Intempéries - por RODRIGO MELO*

Ed traga o cigarro e olha para Mitzuplik caminhando ao seu lado. Vê as marcas no rosto magro, profundas. Vê também as olheiras, as rugas e os cabelos rareados. Constata então, quase ao acaso, que Mitzuplik envelheceu e não é mais o mesmo cara de antes, uma espécie de playboy atlético e galanteador. Os excessos com a nicotina, com o conhaque, ou a vodka, e as vagabundas acabaram com ele. Hoje, era pra imaginar, apenas aquele sorriso amarelo, um sorriso fora de moda, envergonhado e meio gasto. Ed suspira, ele que nunca foi de suspirar. Porque o tempo passa. E Mitzuplik deve ter hoje uns 44, 45. Por coincidência, a mesma idade sua. 
Andaram na mesma turma, no mesmo colégio, nas mesmas festinhas embaladas ao som de Scorpions e Dire Straits. Lembra, entre a tragada na ponta do cigarro e o peteleco que dá nela, em tanta gente que se perdeu no emaranhado de situações que a vida nos faz passar e então sumiu, morreu, ficou louco, foi preso ou se deu bem. Calculou, ele mesmo, que existir seria mais fácil e que teria as chances sempre na mão. 
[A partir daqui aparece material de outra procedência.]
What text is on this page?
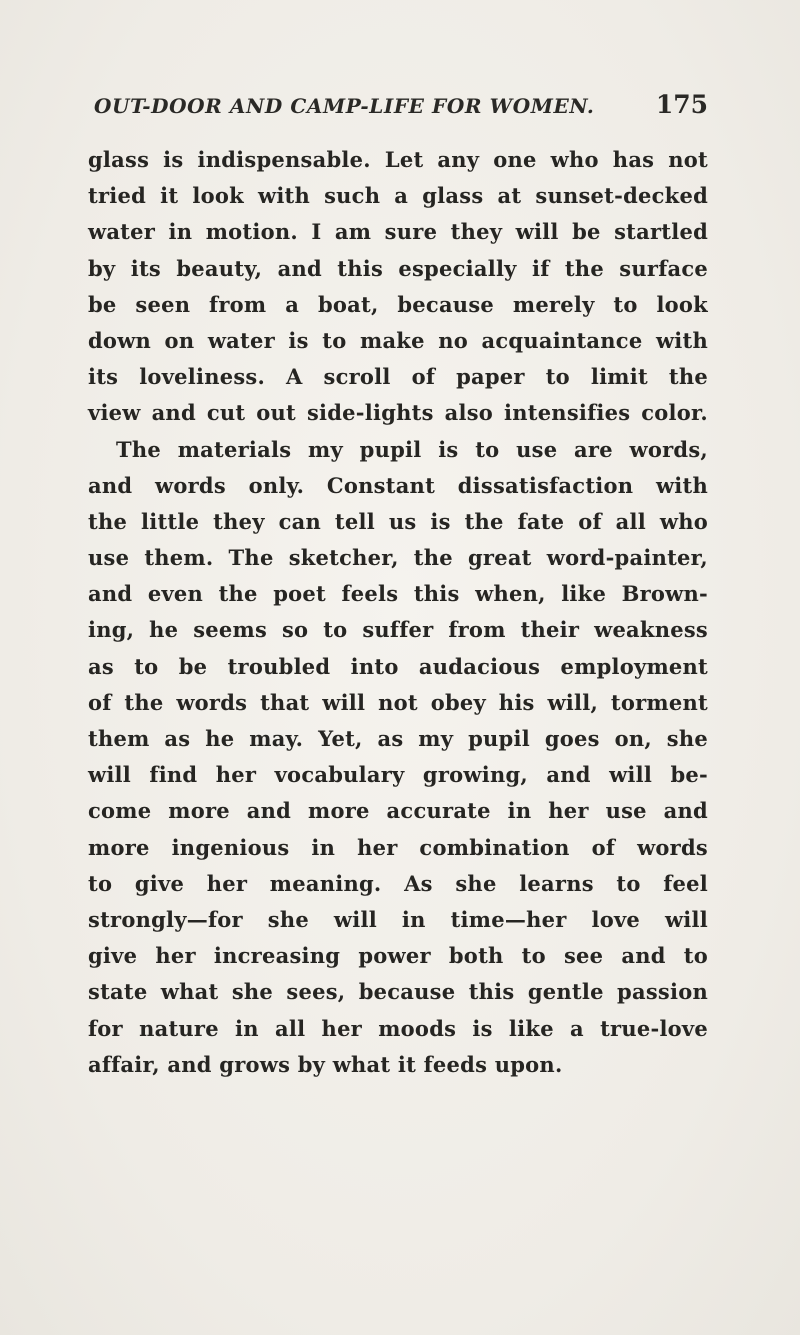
OUT-DOOR AND CAMP-LIFE FOR WOMEN. 175
glass is indispensable. Let any one who has not
tried it look with such a glass at sunset-decked
water in motion. I am sure they will be startled
by its beauty, and this especially if the surface
be seen from a boat, because merely to look
down on water is to make no acquaintance with
its loveliness. A scroll of paper to limit the
view and cut out side-lights also intensifies color.
The materials my pupil is to use are words,
and words only. Constant dissatisfaction with
the little they can tell us is the fate of all who
use them. The sketcher, the great word-painter,
and even the poet feels this when, like Brown-
ing, he seems so to suffer from their weakness
as to be troubled into audacious employment
of the words that will not obey his will, torment
them as he may. Yet, as my pupil goes on, she
will find her vocabulary growing, and will be-
come more and more accurate in her use and
more ingenious in her combination of words
to give her meaning. As she learns to feel
strongly—for she will in time—her love will
give her increasing power both to see and to
state what she sees, because this gentle passion
for nature in all her moods is like a true-love
affair, and grows by what it feeds upon.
Mas ali do lado vai ele, Mitzuplik – os dentes com cáries, a gengiva inflamada, os rins e o pulmão em petição de miséria. Completamente estragado, coitado. Tão confiante quando menino. O problema de tudo, desconfia, está em acordar enquanto é tempo. Entender ou acordar, tanto faz. Mitzuplik não entendeu. Ele também não. Passa a mão pelos cabelos grisalhos, mais crespos que antes. Na vitrine de uma loja vê seu reflexo. 
O rosto não é estranho, mas também não o reconhece por inteiro, como se houvesse algo fora do lugar. A orelha, quem sabe. Ou o nariz. Na sua frente, repentinamente, os segundos se transformam em anos, décadas. Olha para Mitzuplik outra vez. Talvez devesse abraçá-lo, dizer que o mundo é bom e justo, que a partida ainda não começou. 
Mas ele estaria mentindo e sabe também que Mitzuplik não entenderia: por detrás da armadura, há ferrugem demais. Ferrugem e um tipo de esvaziamento. Ed então desiste do abraço e coloca as mãos nos bolsos da calça, enquanto um dente ameaça doer e ele pensa que vai parar fumar.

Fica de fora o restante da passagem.